I love Modern Family as much as the next TV type. Well, maybe not quite as much … I actually think The Middle is a better show, but, memo to self, that’s a whole ‘nother missive for a different, post-24 and Lost series finales day.

Still, I do love Modern Family, and I enjoyed last night’s season finale (most of it anyway — the Mitchell/bird thing, not so much). But that final scene, which critic after critic has praised, the one where the family, decked out all in white, gets into a mud fight, relieving a tension-filled situation and turning it into sweet, silly bonding moment? I liked it, too. I loved it, in fact, when I saw it the first time … on Roseanne, season four finale, episode called “Aliens.”

Roseanne and her family were having a particularly tough time: Dan (the great John Goodman) was forced to give up on his dream when he had to sell his motorcycle shop; Roseanne was about to lose her job, as the Rodbell’s restaurant was closing down; and Becky (original Becky, Lecy Goranson) was ticked at her ‘rents because they hadn’t been able to save any money for her college education.

And that sets up this, the final scene, when the only thing the Conners have to celebrate is the fact that dorky son D.J. (Michael Fishman)  has won his school spelling bee. The fam is gathered around the table, toasting D.J. with bowls of ice cream, when Roseanne decides to lighten the mood by saluting her son, in true D.J. style: A food fight.

If you don’t want to watch the whole clip below, skip to around the 5:30 mark, to watch a scene that’s every bit as sweet and silly and smart and heartfelt as last night’s Modern Family season finale scene. Except, it came first.

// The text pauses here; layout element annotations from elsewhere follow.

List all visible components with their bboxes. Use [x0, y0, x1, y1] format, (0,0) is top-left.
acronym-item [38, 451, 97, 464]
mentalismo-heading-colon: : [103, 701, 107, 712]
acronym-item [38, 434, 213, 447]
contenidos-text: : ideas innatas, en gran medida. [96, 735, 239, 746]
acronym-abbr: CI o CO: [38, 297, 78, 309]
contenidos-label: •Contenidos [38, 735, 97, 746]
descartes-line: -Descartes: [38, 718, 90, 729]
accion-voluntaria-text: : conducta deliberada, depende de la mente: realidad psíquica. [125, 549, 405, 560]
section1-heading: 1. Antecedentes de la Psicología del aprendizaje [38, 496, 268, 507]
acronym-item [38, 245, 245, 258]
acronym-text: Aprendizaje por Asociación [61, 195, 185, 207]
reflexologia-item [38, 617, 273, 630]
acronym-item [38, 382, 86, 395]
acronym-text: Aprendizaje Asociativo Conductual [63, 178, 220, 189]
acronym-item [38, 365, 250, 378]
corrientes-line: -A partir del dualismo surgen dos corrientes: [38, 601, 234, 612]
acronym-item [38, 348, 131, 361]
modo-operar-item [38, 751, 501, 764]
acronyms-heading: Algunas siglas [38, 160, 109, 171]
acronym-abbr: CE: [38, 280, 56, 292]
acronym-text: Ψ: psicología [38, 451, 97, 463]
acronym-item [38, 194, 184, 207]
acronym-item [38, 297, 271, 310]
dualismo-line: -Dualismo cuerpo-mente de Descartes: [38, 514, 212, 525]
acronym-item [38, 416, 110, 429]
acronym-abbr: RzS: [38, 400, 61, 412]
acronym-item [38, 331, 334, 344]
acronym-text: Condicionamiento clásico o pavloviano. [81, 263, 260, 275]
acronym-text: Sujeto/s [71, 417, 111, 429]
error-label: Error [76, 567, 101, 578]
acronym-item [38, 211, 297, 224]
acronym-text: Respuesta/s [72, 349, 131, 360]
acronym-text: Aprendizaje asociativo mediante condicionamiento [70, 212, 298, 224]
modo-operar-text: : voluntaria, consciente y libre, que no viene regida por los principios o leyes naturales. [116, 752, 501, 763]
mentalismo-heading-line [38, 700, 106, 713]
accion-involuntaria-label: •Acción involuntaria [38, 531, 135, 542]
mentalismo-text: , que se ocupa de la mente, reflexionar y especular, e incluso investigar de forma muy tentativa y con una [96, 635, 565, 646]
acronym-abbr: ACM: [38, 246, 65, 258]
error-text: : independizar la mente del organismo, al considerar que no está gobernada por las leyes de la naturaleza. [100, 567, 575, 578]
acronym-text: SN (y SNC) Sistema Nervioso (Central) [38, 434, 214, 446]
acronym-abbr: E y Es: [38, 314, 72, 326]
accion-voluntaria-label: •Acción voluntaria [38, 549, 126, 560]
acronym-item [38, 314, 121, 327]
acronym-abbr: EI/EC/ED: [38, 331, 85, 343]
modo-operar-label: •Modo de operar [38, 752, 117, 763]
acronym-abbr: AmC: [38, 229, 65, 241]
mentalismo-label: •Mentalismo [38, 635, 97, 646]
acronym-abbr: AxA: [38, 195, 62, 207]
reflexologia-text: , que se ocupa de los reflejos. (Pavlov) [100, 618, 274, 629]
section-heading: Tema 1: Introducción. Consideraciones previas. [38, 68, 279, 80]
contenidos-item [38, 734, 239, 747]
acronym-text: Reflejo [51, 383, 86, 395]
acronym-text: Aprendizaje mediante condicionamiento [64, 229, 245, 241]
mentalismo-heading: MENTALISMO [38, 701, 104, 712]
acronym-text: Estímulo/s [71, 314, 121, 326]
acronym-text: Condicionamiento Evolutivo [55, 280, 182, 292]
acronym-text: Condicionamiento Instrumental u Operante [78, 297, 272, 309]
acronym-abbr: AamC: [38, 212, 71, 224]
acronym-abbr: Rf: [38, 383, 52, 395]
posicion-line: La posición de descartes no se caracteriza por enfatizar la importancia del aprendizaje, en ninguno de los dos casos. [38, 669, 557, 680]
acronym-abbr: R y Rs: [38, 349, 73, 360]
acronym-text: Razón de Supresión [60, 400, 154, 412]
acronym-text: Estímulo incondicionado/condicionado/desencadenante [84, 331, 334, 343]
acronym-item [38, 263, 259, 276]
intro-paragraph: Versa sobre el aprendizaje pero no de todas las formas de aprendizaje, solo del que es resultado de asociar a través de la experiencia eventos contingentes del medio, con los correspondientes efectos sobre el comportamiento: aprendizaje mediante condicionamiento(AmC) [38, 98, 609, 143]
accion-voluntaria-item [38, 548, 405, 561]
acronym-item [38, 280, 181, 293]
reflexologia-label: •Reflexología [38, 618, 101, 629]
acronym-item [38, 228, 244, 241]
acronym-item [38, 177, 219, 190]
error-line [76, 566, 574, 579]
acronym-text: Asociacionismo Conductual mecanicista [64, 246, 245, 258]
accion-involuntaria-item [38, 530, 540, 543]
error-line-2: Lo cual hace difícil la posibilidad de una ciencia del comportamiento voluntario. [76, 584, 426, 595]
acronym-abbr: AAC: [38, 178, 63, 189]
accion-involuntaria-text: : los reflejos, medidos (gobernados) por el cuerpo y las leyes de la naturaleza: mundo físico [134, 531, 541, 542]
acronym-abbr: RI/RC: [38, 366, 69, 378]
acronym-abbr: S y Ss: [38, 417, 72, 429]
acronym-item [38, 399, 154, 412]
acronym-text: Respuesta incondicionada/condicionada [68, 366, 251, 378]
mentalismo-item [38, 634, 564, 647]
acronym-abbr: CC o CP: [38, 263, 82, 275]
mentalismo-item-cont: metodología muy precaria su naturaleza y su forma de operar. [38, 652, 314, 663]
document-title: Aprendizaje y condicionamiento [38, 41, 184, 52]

    • Rick said at May 23, 2010 at 1:22 pm
    • Reply

    Yeah… not the same. At all.

    If Roseanne is the only other time you saw people make each other a mess to relieve tension, watch more tv. This is a trope that’s been on television sine The Honeymooners, and has been a performance gimmick since Ancient Greece, at least.

    • Kim said at May 23, 2010 at 2:12 pm
    • Reply

    I think you’re oversimplifying it, Rick. It’s not about the mess. It’s about the way they used it … a character deliberately making a mess to relieve family tension in a way that ended up bonding the family and lightening the mood.

    And of course, even that has been done before, though I’d argue not better than in that Roseanne example, which is exactly how Modern Family played the scenario.